The rapid adoption of a company’s culture is a must for agile engineers in the Scalefocus DevOps team. We learn how to understand the client, and in that way, we make sure we provide fast and reliable solutions. We attend our clients’ meetings to make sure the design phase and what we deliver are fully aligned. Besides being experts in our field, we do constant training from the client side to understand the culture better and build a mirror character of their environment. 

A job well done

As a result of the Amazon Connect implementation that our DevOps team completed for a number of call centers, all of them became agile and can now handle an increased call volume. Thanks to features such as automated call recording and integrated call-back, agents can help people faster, while simultaneously improving service quality. Through Amazon Connect’s sentiment analysis, the call centers now generate consistent and objective results when analyzing customers’ opinions. 

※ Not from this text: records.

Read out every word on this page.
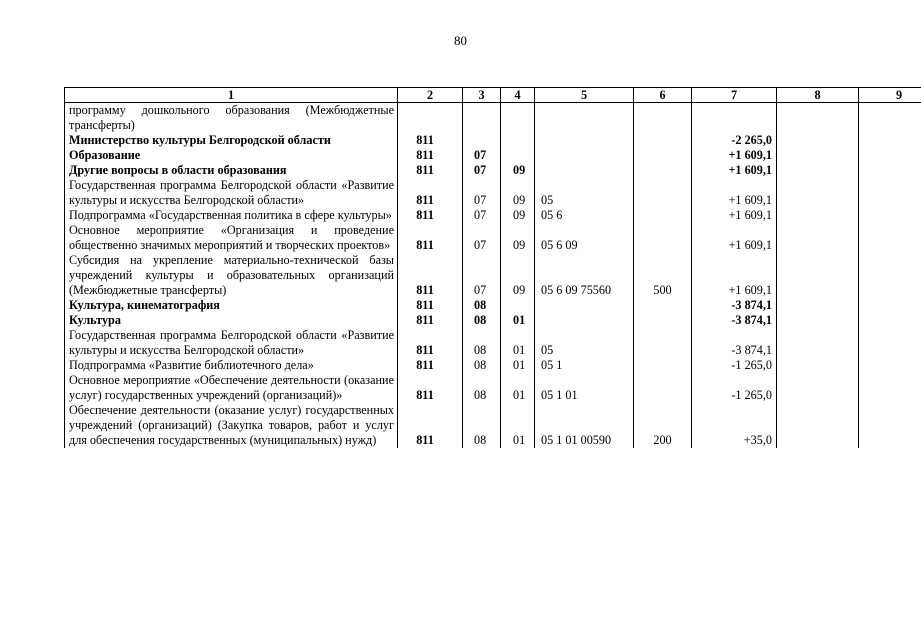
80
1	2	3	4	5	6	7	8	9
программу дошкольного образования (Межбюджетные трансферты)								
Министерство культуры Белгородской области	811					-2 265,0		
Образование	811	07				+1 609,1		
Другие вопросы в области образования	811	07	09			+1 609,1		
Государственная программа Белгородской области «Развитие культуры и искусства Белгородской области»	811	07	09	05		+1 609,1		
Подпрограмма «Государственная политика в сфере культуры»	811	07	09	05 6		+1 609,1		
Основное мероприятие «Организация и проведение общественно значимых мероприятий и творческих проектов»	811	07	09	05 6 09		+1 609,1		
Субсидия на укрепление материально-технической базы учреждений культуры и образовательных организаций (Межбюджетные трансферты)	811	07	09	05 6 09 75560	500	+1 609,1		
Культура, кинематография	811	08				-3 874,1		
Культура	811	08	01			-3 874,1		
Государственная программа Белгородской области «Развитие культуры и искусства Белгородской области»	811	08	01	05		-3 874,1		
Подпрограмма «Развитие библиотечного дела»	811	08	01	05 1		-1 265,0		
Основное мероприятие «Обеспечение деятельности (оказание услуг) государственных учреждений (организаций)»	811	08	01	05 1 01		-1 265,0		
Обеспечение деятельности (оказание услуг) государственных учреждений (организаций) (Закупка товаров, работ и услуг для обеспечения государственных (муниципальных) нужд)	811	08	01	05 1 01 00590	200	+35,0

The Scalefocus team also helped develop conversational designs, which is a two-way interaction between a user and a system, usually a chatbot. Good conversational designs make end users feel heard and allow call centers to get better insights into what their customers really need. Scalefocus also assisted a call center with their CX digitalization by setting up a browser-based phone system that allowed the removal of analog lines and made call processing from around the globe faster and more effective.